»Tu amigo, Rupert Picton.»
La señorita Howard dobló la carta y la guardó en el sobre.
— Eso es todo— dijo.
El doctor permaneció inmóvil durante unos segundos y luego miró al señor Moore, que parecía haberse recuperado.
— Este amigo tuyo parece un tipo estrafalario, Moore.
— No te dejes engañar por sus humoradas— respondió el señor Moore mientras iba a buscar la pitillera que estaba sobre la mesa del doctor—. Es uno de los abogados más hábiles que he conocido en mi vida. Podría haber optado a cualquier puesto del Gobierno, pero es tan tonto que decidió jugar limpio. Organizó un escándalo en el Congreso denunciando la corrupción en las oficinas del fiscal del distrito y lo único que consiguió fue que lo trasladaran a otra ciudad. Luego hicieron correr el rumor de que había sufrido una crisis nerviosa.— El señor Moore encendió un cigarrillo—. Nunca conocí los entresijos.
— ¿Y dice que esa mujer disparó a sus propios hijos?— preguntó Cyrus con incredulidad.
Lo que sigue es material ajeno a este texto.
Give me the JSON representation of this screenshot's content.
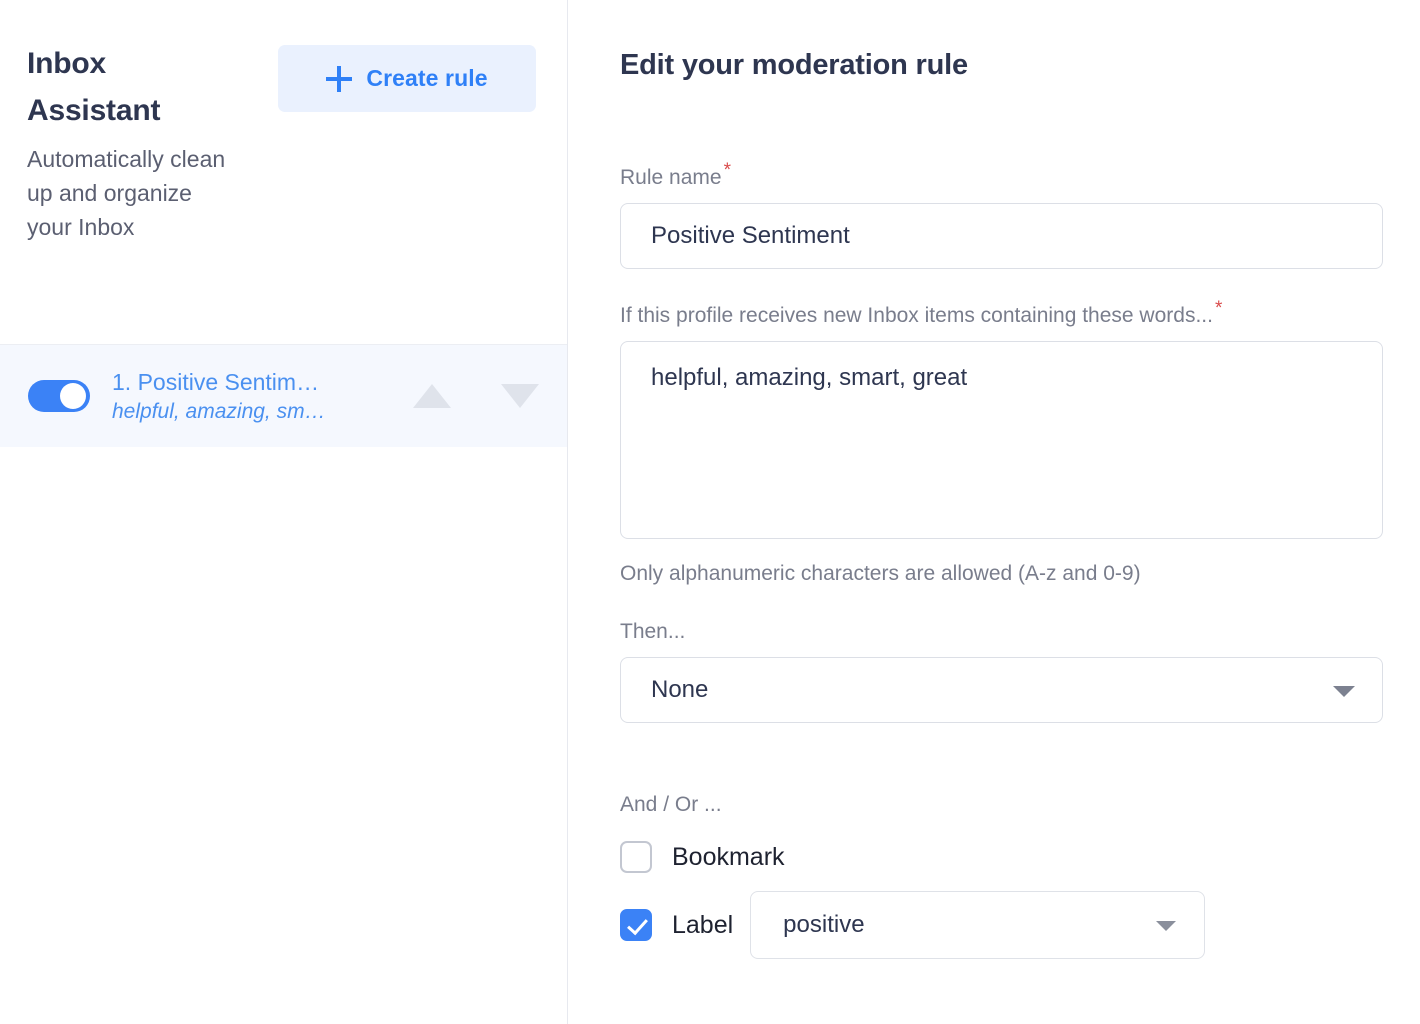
{
  "sidebar": {
    "brand_title": "Inbox Assistant",
    "brand_description": "Automatically clean up and organize your Inbox",
    "create_rule_label": "Create rule",
    "plus_icon": "plus-icon",
    "rules": [
      {
        "name": "1. Positive Sentim…",
        "words": "helpful, amazing, sm…",
        "enabled": true,
        "move_up_icon": "triangle-up-icon",
        "move_down_icon": "triangle-down-icon"
      }
    ]
  },
  "main": {
    "title": "Edit your moderation rule",
    "rule_name": {
      "label": "Rule name",
      "required_marker": "*",
      "value": "Positive Sentiment",
      "placeholder": "Rule name"
    },
    "words": {
      "label": "If this profile receives new Inbox items containing these words...",
      "required_marker": "*",
      "value": "helpful, amazing, smart, great",
      "placeholder": "",
      "hint": "Only alphanumeric characters are allowed (A-z and 0-9)"
    },
    "then": {
      "label": "Then...",
      "selected": "None",
      "caret_icon": "chevron-down-icon"
    },
    "and_or": {
      "label": "And / Or ...",
      "bookmark": {
        "label": "Bookmark",
        "checked": false
      },
      "label_option": {
        "label": "Label",
        "checked": true,
        "selected": "positive",
        "caret_icon": "chevron-down-icon"
      }
    }
  },
  "colors": {
    "accent_blue": "#3b82f6",
    "link_blue": "#4a90f0",
    "button_bg": "#eaf1fe",
    "heading": "#2e3650",
    "muted_text": "#797d8c",
    "required_red": "#d94c4c",
    "row_highlight": "#f5f8fe"
  }
}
— Sí— respondió la señorita Howard—. Parece convencido de ello.
— Más víctimas para añadir a la lista— observó Lucius.
— Podrían ser los de la foto que vi en su secreter— dije—. La de los tres niños.
— Tiene lógica— respondió Lucius—. Es imposible inducir una cianosis en tres niños que tienen edad suficiente para defenderse… y también para hablar si sobreviven.
— Pero eso no casa con nuestra teoría, ¿no?— preguntó Cyrus, desconcertado—. Suponíamos que sólo mataba a bebés porque tenía dificultades con ellos en esa etapa de su vida.
— Sin duda es una incoherencia, Cyrus— respondió el doctor tamborileando con un lápiz sobre el escritorio—. Pero sigue habiendo una similitud general. Hubo un ataque contra los niños, y la intención del agresor era evidentemente la de matarlos a todos.— El doctor bajó la voz para pronunciar unas palabras que eran casi un lema para él—: La clave está en los detalles…— Se puso en pie y se volvió a mirar por la ventana del estudio al pequeño jardín trasero de la casa—. Y esos detalles están en el norte, no aquí. Si queremos avanzar en nuestra investigación, tendremos que ir allí.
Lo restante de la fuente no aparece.